On the other hand BK’s operating expenses decreased by 2.7% y-o-y to Rwf23.0 billion with an improved cost to income ratio of 35.6% from 42.2% in FY2019, as profit after tax (Net Income) rose by 10.6% y-o-y to Rwf16.1 billion.
Despite the effects of Covid-19 in the second quarter which hurt economic activity across all sectors, BK says that they remained steadfast to serve and deliver to clients, employees, communities and shareholders beyond just business continuity.
“The growth registered in net loans 16.5% year to date to Rwf790.2 billion, and customer deposits – 16.8% to Rwf750.4 billion, shows that even in times of crisis, it is possible to pursue new opportunities,” said Dr.
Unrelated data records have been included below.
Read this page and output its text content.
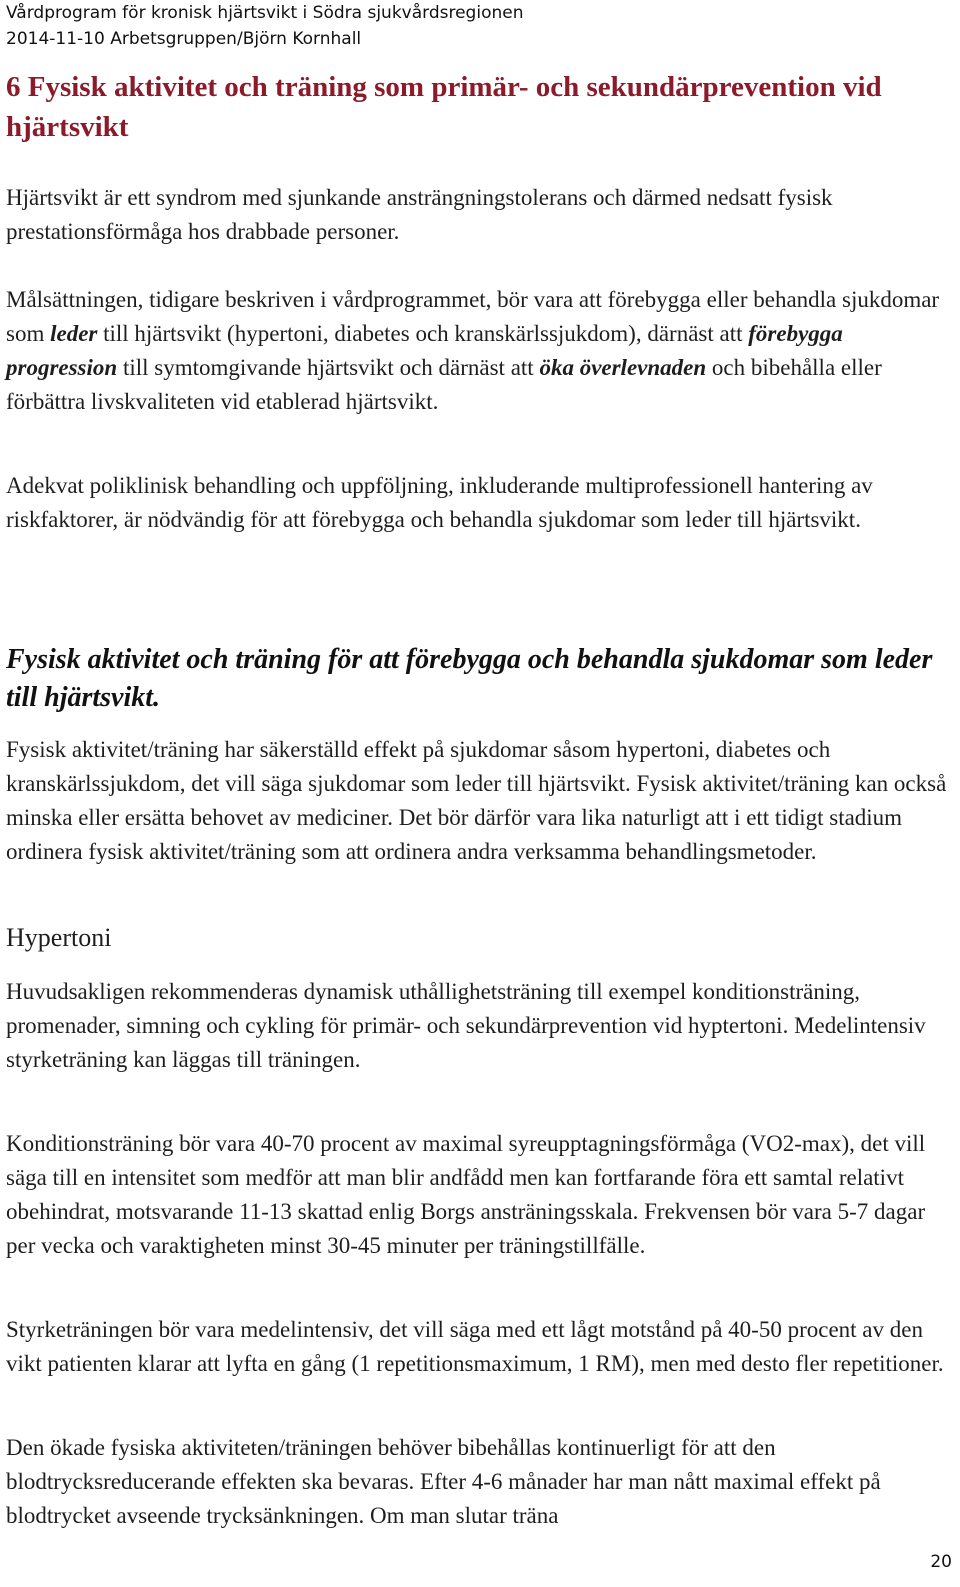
Vårdprogram för kronisk hjärtsvikt i Södra sjukvårdsregionen
2014-11-10 Arbetsgruppen/Björn Kornhall
6 Fysisk aktivitet och träning som primär- och sekundärprevention vid hjärtsvikt

Hjärtsvikt är ett syndrom med sjunkande ansträngningstolerans och därmed nedsatt fysisk prestationsförmåga hos drabbade personer.

Målsättningen, tidigare beskriven i vårdprogrammet, bör vara att förebygga eller behandla sjukdomar som leder till hjärtsvikt (hypertoni, diabetes och kranskärlssjukdom), därnäst att förebygga progression till symtomgivande hjärtsvikt och därnäst att öka överlevnaden och bibehålla eller förbättra livskvaliteten vid etablerad hjärtsvikt.

Adekvat poliklinisk behandling och uppföljning, inkluderande multiprofessionell hantering av riskfaktorer, är nödvändig för att förebygga och behandla sjukdomar som leder till hjärtsvikt.

Fysisk aktivitet och träning för att förebygga och behandla sjukdomar som leder till hjärtsvikt.

Fysisk aktivitet/träning har säkerställd effekt på sjukdomar såsom hypertoni, diabetes och kranskärlssjukdom, det vill säga sjukdomar som leder till hjärtsvikt. Fysisk aktivitet/träning kan också minska eller ersätta behovet av mediciner. Det bör därför vara lika naturligt att i ett tidigt stadium ordinera fysisk aktivitet/träning som att ordinera andra verksamma behandlingsmetoder.

Hypertoni

Huvudsakligen rekommenderas dynamisk uthållighetsträning till exempel konditionsträning, promenader, simning och cykling för primär- och sekundärprevention vid hyptertoni. Medelintensiv styrketräning kan läggas till träningen.

Konditionsträning bör vara 40-70 procent av maximal syreupptagningsförmåga (VO2-max), det vill säga till en intensitet som medför att man blir andfådd men kan fortfarande föra ett samtal relativt obehindrat, motsvarande 11-13 skattad enlig Borgs ansträningsskala. Frekvensen bör vara 5-7 dagar per vecka och varaktigheten minst 30-45 minuter per träningstillfälle.

Styrketräningen bör vara medelintensiv, det vill säga med ett lågt motstånd på 40-50 procent av den vikt patienten klarar att lyfta en gång (1 repetitionsmaximum, 1 RM), men med desto fler repetitioner.

Den ökade fysiska aktiviteten/träningen behöver bibehållas kontinuerligt för att den blodtrycksreducerande effekten ska bevaras. Efter 4-6 månader har man nått maximal effekt på blodtrycket avseende trycksänkningen. Om man slutar träna

20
Diane Karusisi, the BK Chief Executive Officer.
Karusisi stated that as the Rwandan economy steadily picks up for the rest of the year, the bank also remained hopeful to close this year with a much better performance than anticipated at the beginning of the pandemic.
This is based on the fact that BK’s total interest income rose by 19.1% y-o-y to Rwf67.0 billion supported higher income from loans and advances, which grew by 22.4% from the first half of 2019 (1H19) and its net loan book expanded by 16.5% (year-to-date) to Rwf790.2 billion while investments in other securities also increased by 46.8% mostly diversifying excess liquidity into government securities.
Also for persons with shares in BK (a stock listed companies) there is bigger hope to get their dividends as the total dividend payable balance increased to Rwf18.9 billion; this includes Rwf13 billion approved dividend from last year’s profits payable in 2021 as per Regulatory guidance.
BK’s shareholders’ Equity stood at Rwf231.3 billion, up 13.4% year- on-year, according to the financial statement.